Title :
Transfer and non-transfer stacking technologies based on chip-to-wafer self-asembly for high-throughput and high-precision alignment and microbump bonding
Author :
Takafumi Fukushima;Taku Suzuki;Hideto Hashiguchi;Chisato Nagai;Jichoel Bea;Hiroyuki Hashimoto;Mariappan Murugesan;Kang-Wook Lee;Tetsu Tanaka;Kazushi Asami;Yasuhiro Kitamura;Mitsumasa Koyanagi
Author_Institution :
Department of Bioengineering and Robotics, Graduate School of Engineering, Tohoku University, 6-6-12 Aza-Aoba, Aramaki, Aoba-ku, Sendai 980-8579, Japan
Abstract :
Two types of high-throughput and high-precision multichip-to-wafer 3D stacking approaches are demonstrated: one is non-transfer stacking and the other one is transfer stacking. Both the stacking approaches employ a self-assembly technologies using liquid surface tension. In the former stacking scheme, large number of chips having 20-µm-square Cu/SnAg microbumps are directly self-assembled face-down on an interposer wafer, like flip-chip bonding. On the other hand, in the latter stacking scheme, the many chips having the microbumps are self-assembled face-up on a carrier wafer with bipolar electrodes for electrostatic chucking.
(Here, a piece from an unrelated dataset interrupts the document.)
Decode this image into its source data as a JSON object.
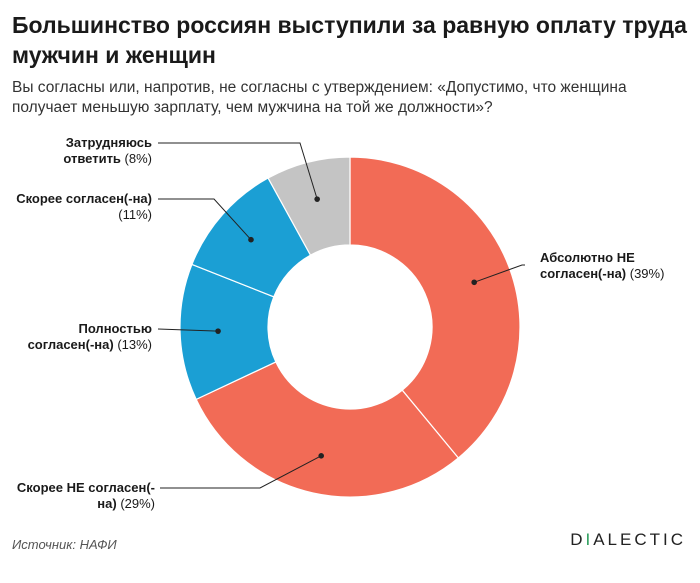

Then, the latter chips are transferred from the carrier to another interposer in wafer-level processing. The alignment accuracies are evaluated and compared between the two stacking approaches. The resulting daisy chains show good electrical properties comparable to conventional flip-chip bonding.
Keywords :
"Self-assembly","Semiconductor device measurement","Throughput"
Conference_Titel :
3D Systems Integration Conference (3DIC), 2015 International
DOI :
10.1109/3DIC.2015.7334578